Набоков с юношеским пылом относился к чужим комплиментам. Выходя в Берлине с вечера у друзей, где вызвал общее восхищение, он от восторга даже прошелся колесом. Однако из письма видно, что, делая акробатический трюк, он не потерял голову: «…опять похвалы, похвалы… мне начинает это претить: ведь дошли до того, что говорили, что я “тоньше” Толстого. Ужасная вообще чепуха»[57]. Через десять лет он напишет: «Чтобы потом не было неловко (как случилось с моими письмами из Парижа – когда я их перечитывал), теперь же и впредь – совершенно отказываюсь от приведения всех тех прямых и косвенных комплиментов, которые получаю»[58]. Еще через год сообщит, что Габриэль Марсель хочет повторения «conférence (которую он перехваливает)»[59]. Набоков мог критически отзываться о своих предыдущих и даже текущих работах («Не знаю, как сегодня сойдет моя “Mlle” – боюсь, что длинно и скучно»[60]; «…как мне наплевать на эти мои французские испражнения!»[61]). Те, кто путают его с такими тщеславными персонажами, как Германн, Гумберт, Кинбот и Ван Вин, непроницательны, ведь тщеславие для Набокова было мишенью, а не способом существования.
Набокову случалось проявлять несдержанность и досаду, однако в письмах он по большей части предстает человеком, способным судить о других с душевной щедростью и уважением: «А он со своими выдающимися глазами, которые точно вылезают из глазниц, оттого что сдавили его (впалые до болезненности) щеки, – милейший»[62]; «…я окружен сотнями милейших людей»[63]; «Он оказался большой упругой душкой»[64]. В парижском метро: «Контролера я как-то спросил, что это такое так хорошо блестит в составе каменных ступеней, – блестки, вроде как игра кварца в граните, и тогда он с необычайной охотой, – делая мне les honneurs du métro, так сказать, – принялся мне объяснять и показывал, куда нужно стать и как смотреть, чтобы сполна любоваться блеском; если б я это описал, сказали бы – выдумка»[65].
Как и всякий лепидоптеролог того времени, пойманных бабочек Набоков пронзал булавкой, а потом расправлял. В результате журналисты называли его, как князя Влада Дракулу – Vlad the Impaler или «Влад, сажающий на кол». Однако в письмах к жене, очень любившей животных (они перечисляли деньги Обществу борьбы с вивисекцией), снова и снова проявляется его нежность ко всяческим тварям и понимание их прелести: «Я спасаю мышей, их много на кухне. Прислуга их ловит: первый раз хотела убить, но я взял и понес в сад, и там выпустил. С тех пор все мыши приносятся мне с фырканьем: “Das habe ich nicht gesehen”. Я уже выпустил таким образом трех или, может быть, все ту же. Она вряд ли оставалась в саду»[66]. «Душа моя, какой у них кот! Что-то совершенно потрясающее. Сиамский, темного бежевого цвета, или taupe, с шоколадными лапками ‹…› и дивные ясно-голубые глаза, прозрачно зеленеющие к вечеру, и задумчивая нежность походки, какая-то райская осмотрительность движений. Изумительный, священный зверь, и такой молчаливый – неизвестно, на что смотрит глазами этими, до краев налитыми сапфирной водой»[67]. «Каким легоньким и послушным кажется здешний щеночек – он вчера ушел головой в мой боковой карман и там увяз, отрыгнув немножко голубого молочка»[68].
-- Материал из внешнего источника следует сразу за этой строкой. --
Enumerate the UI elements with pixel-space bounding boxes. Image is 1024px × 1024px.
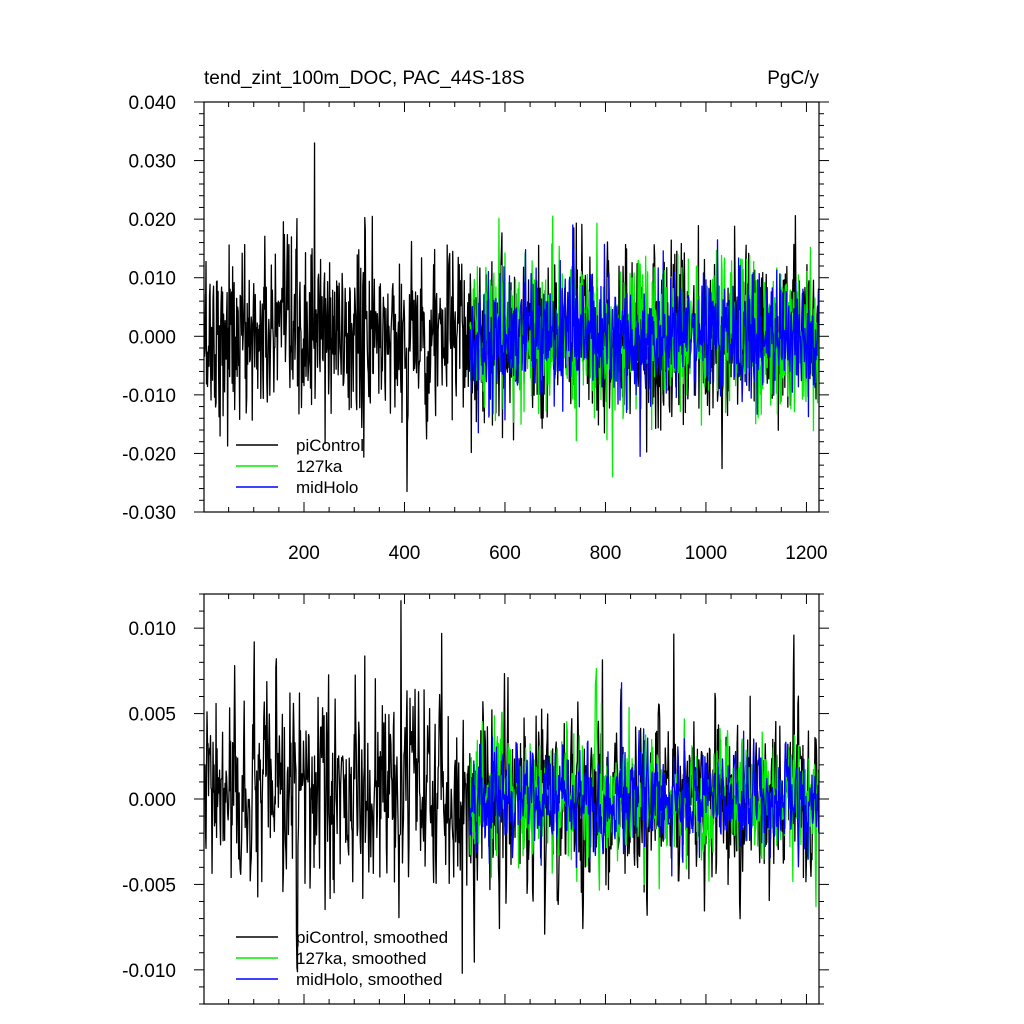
legend-label: piControl, smoothed [296,928,448,947]
y-tick-label: 0.000 [128,327,176,348]
series-line-picontrol [204,142,819,493]
bottom-panel: -0.010 -0.005 0.000 0.005 0.010 piControl, s… [122,593,829,1005]
top-tick-labels: 200 400 600 800 1000 1200 -0.030 -0.020 -0.010 0.… [122,93,827,564]
x-tick-label: 600 [489,543,521,564]
x-tick-label: 800 [590,543,622,564]
series-line-midholo [469,224,819,458]
top-panel: 200 400 600 800 1000 1200 -0.030 -0.020 -0.010 0.… [122,93,829,564]
y-tick-label: -0.010 [122,386,176,407]
top-plot-frame [203,101,820,513]
y-tick-label: 0.010 [128,619,176,640]
y-tick-label: -0.030 [122,503,176,524]
chart-title: tend_zint_100m_DOC, PAC_44S-18S [204,68,525,89]
bottom-series-group [204,600,819,974]
top-legend: piControl 127ka midHolo [236,436,364,497]
y-tick-label: -0.020 [122,444,176,465]
legend-label: midHolo, smoothed [296,970,442,989]
legend-label: 127ka [296,457,343,476]
bottom-legend: piControl, smoothed 127ka, smoothed midHol… [236,928,448,989]
x-tick-label: 1200 [785,543,827,564]
y-tick-label: 0.005 [128,705,176,726]
units-label: PgC/y [767,68,819,89]
y-tick-label: 0.020 [128,210,176,231]
legend-label: 127ka, smoothed [296,949,426,968]
legend-label: midHolo [296,478,358,497]
y-tick-label: 0.030 [128,152,176,173]
top-axis-ticks [194,101,829,513]
y-tick-label: 0.010 [128,269,176,290]
bottom-plot-frame [203,593,820,1005]
bottom-axis-ticks [194,593,829,1005]
y-tick-label: -0.005 [122,875,176,896]
x-tick-label: 200 [288,543,320,564]
series-line-midholo-smoothed [469,682,819,877]
x-tick-label: 400 [389,543,421,564]
y-tick-label: 0.000 [128,790,176,811]
y-tick-label: -0.010 [122,961,176,982]
top-series-group [204,142,819,493]
bottom-tick-labels: -0.010 -0.005 0.000 0.005 0.010 [122,619,176,982]
x-tick-label: 1000 [685,543,727,564]
legend-label: piControl [296,436,364,455]
y-tick-label: 0.040 [128,93,176,114]
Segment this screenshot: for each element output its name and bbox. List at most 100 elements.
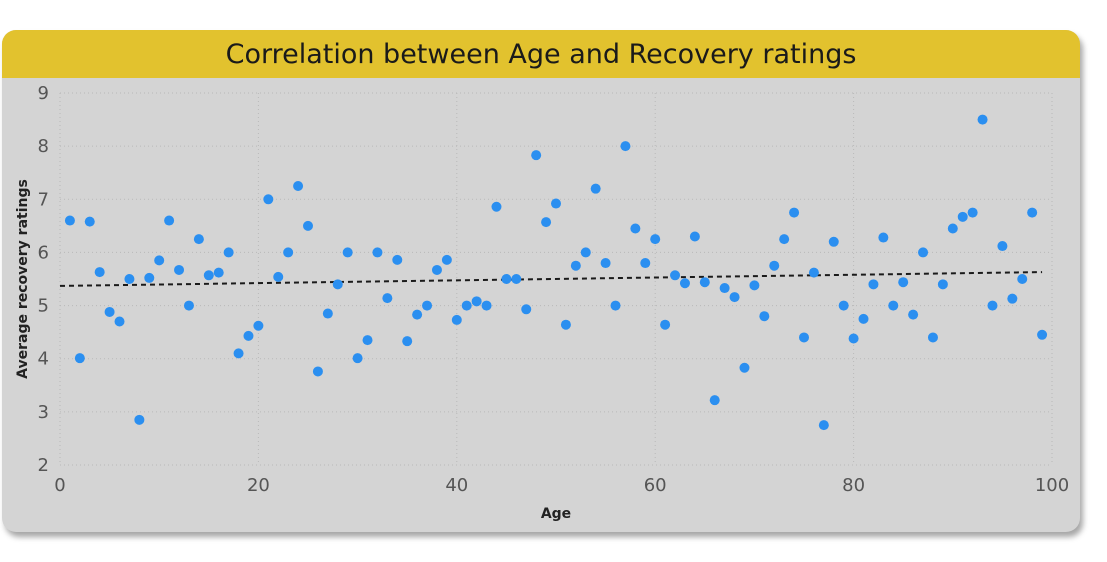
x-axis-label: Age	[541, 506, 571, 522]
data-point	[630, 223, 641, 234]
data-point	[144, 272, 155, 283]
data-point	[620, 141, 631, 152]
data-point	[957, 211, 968, 222]
data-point	[64, 215, 75, 226]
data-point	[660, 319, 671, 330]
data-point	[322, 308, 333, 319]
data-point	[312, 366, 323, 377]
trend-line-group	[59, 271, 1043, 287]
y-tick-label: 4	[38, 349, 49, 370]
data-point	[670, 270, 681, 281]
chart-title-bar: Correlation between Age and Recovery rat…	[2, 30, 1080, 78]
data-point	[610, 300, 621, 311]
data-point	[551, 198, 561, 209]
data-point	[977, 114, 988, 125]
data-point	[878, 232, 889, 243]
data-point	[729, 292, 740, 303]
data-point	[808, 267, 819, 278]
x-tick-label: 100	[1035, 475, 1069, 496]
data-point	[382, 293, 393, 304]
data-point	[848, 333, 859, 344]
data-point	[1027, 207, 1038, 218]
x-axis-ticks: 0 20 40 60 80 100	[54, 475, 1069, 496]
data-point	[987, 300, 998, 311]
data-point	[789, 207, 800, 218]
data-points	[64, 114, 1048, 431]
data-point	[491, 201, 502, 212]
data-point	[868, 279, 879, 290]
data-point	[253, 320, 264, 331]
data-point	[699, 277, 710, 288]
data-point	[799, 332, 809, 343]
data-point	[511, 274, 522, 284]
data-point	[531, 150, 542, 161]
data-point	[650, 234, 661, 245]
chart-title: Correlation between Age and Recovery rat…	[225, 38, 857, 70]
y-tick-label: 9	[38, 83, 49, 104]
data-point	[431, 264, 442, 275]
data-point	[213, 267, 224, 278]
x-tick-label: 20	[247, 475, 270, 496]
data-point	[600, 258, 611, 269]
data-point	[719, 283, 730, 294]
data-point	[104, 306, 115, 317]
data-point	[164, 215, 175, 226]
data-point	[263, 194, 274, 205]
data-point	[233, 348, 244, 359]
data-point	[1037, 329, 1048, 340]
data-point	[888, 300, 899, 311]
x-tick-label: 0	[54, 475, 65, 496]
data-point	[769, 260, 780, 271]
data-point	[1007, 293, 1018, 304]
data-point	[838, 300, 849, 311]
data-point	[521, 304, 532, 315]
data-point	[243, 330, 254, 341]
trend-line	[59, 271, 1043, 287]
data-point	[441, 254, 452, 265]
data-point	[739, 362, 750, 373]
data-point	[283, 247, 294, 258]
data-point	[372, 247, 383, 258]
data-point	[193, 234, 204, 245]
data-point	[749, 280, 760, 291]
data-point	[293, 181, 304, 191]
data-point	[392, 254, 403, 265]
data-point	[183, 300, 194, 311]
data-point	[1017, 274, 1028, 284]
y-tick-label: 2	[38, 455, 49, 476]
data-point	[640, 258, 651, 269]
data-point	[908, 309, 919, 320]
data-point	[332, 279, 343, 290]
x-tick-label: 40	[445, 475, 468, 496]
data-point	[967, 207, 978, 218]
scatter-plot: 0 20 40 60 80 100 2 3 4 5 6 7 8 9 Age Average recove…	[15, 83, 1069, 522]
data-point	[461, 300, 472, 311]
data-point	[481, 300, 492, 311]
data-point	[918, 247, 929, 258]
data-point	[709, 395, 720, 406]
data-point	[273, 271, 284, 282]
data-point	[352, 353, 363, 364]
data-point	[759, 311, 770, 322]
data-point	[203, 270, 214, 281]
data-point	[858, 313, 869, 324]
data-point	[679, 278, 690, 289]
data-point	[570, 260, 581, 271]
data-point	[94, 267, 105, 278]
data-point	[471, 296, 482, 307]
data-point	[124, 274, 135, 284]
data-point	[174, 264, 185, 275]
data-point	[74, 353, 85, 364]
x-tick-label: 80	[842, 475, 865, 496]
data-point	[590, 183, 601, 194]
data-point	[223, 247, 234, 258]
data-point	[501, 274, 512, 284]
data-point	[898, 277, 909, 288]
data-point	[947, 223, 958, 234]
data-point	[154, 255, 165, 266]
data-point	[402, 336, 413, 347]
data-point	[689, 231, 700, 242]
x-tick-label: 60	[644, 475, 667, 496]
data-point	[342, 247, 353, 258]
data-point	[422, 300, 433, 311]
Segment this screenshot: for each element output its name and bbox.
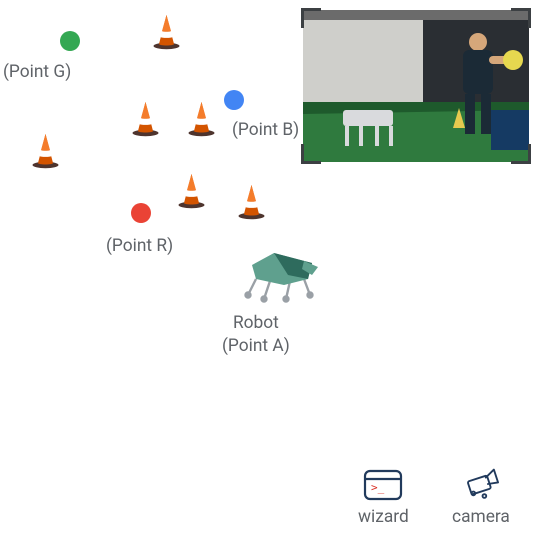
point-g-label: (Point G) [3, 62, 71, 82]
photo-corner [301, 8, 321, 28]
robot-label: Robot (Point A) [222, 312, 290, 359]
point-b-label: (Point B) [232, 120, 299, 140]
diagram-stage: (Point G) (Point B) (Point R) Rob [0, 0, 536, 538]
robot-label-line2: (Point A) [222, 335, 290, 358]
traffic-cone-icon [177, 172, 206, 209]
photo-corner [301, 144, 321, 164]
point-g [60, 31, 80, 51]
photo-corner [511, 144, 531, 164]
point-b [224, 90, 244, 110]
traffic-cone-icon [187, 100, 216, 137]
photo-scene [303, 10, 529, 162]
wizard-icon: >_ [361, 465, 405, 505]
footer-camera: camera [452, 465, 510, 527]
camera-icon [459, 465, 503, 505]
photo-corner [511, 8, 531, 28]
point-r [131, 203, 151, 223]
traffic-cone-icon [131, 100, 160, 137]
footer-camera-label: camera [452, 507, 510, 527]
point-r-label: (Point R) [106, 236, 173, 256]
traffic-cone-icon [31, 132, 60, 169]
photo-inset [303, 10, 529, 162]
robot-label-line1: Robot [222, 312, 290, 335]
footer-wizard-label: wizard [358, 507, 409, 527]
robot-icon [238, 245, 324, 305]
footer-wizard: >_ wizard [358, 465, 409, 527]
traffic-cone-icon [237, 183, 266, 220]
traffic-cone-icon [152, 13, 181, 50]
svg-text:>_: >_ [371, 481, 385, 494]
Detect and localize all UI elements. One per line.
С той же нежностью Набоков относился и к детям. Переход от одних к другим выглядит у него естественно: «На каждом постаменте парового отопления сидит по кошке, а на кухне скулит двадцатидневный щенок-волчонок. А как-то наш щеночек? Странно было проснуться нынче без голоска, проходящего на твоих руках мимо моей двери»[69]. Двумя днями позже, все еще из дома Малевских-Малевичей в Брюсселе: «Здесь слуга, Боронкин, с меланхоличным лицом, очень милый, возится со щенком и чудно готовит. Посматриваю на младенцев, – тут все коляски на толстых шинах. Проснулся en sursaut вчера с полной уверенностью, что мальчик мой попал ко мне в чемодан и надо скорее открыть, а то задохнется. Напиши мне скорее, любовь моя. Топики, топики, топики – об подножку стульчика на кухне по утрам. Я чувствую, что без меня там вылупляются новые слова»[70]. «…мне мучительно пусто без тебя (и без тепленького портативного мальчика)»[71]. В другом письме: «А он, – маленький мой? Мне прямо физически недостает некоторых ощущений, шерсти бридочек, когда отстегиваешь и застегиваешь, поджилочек, шелка макушки у губ, когда держишь над горшочком, носки по лестнице, замыкания тока счастия, когда он свою руку перебрасывает через мое плечо»[72].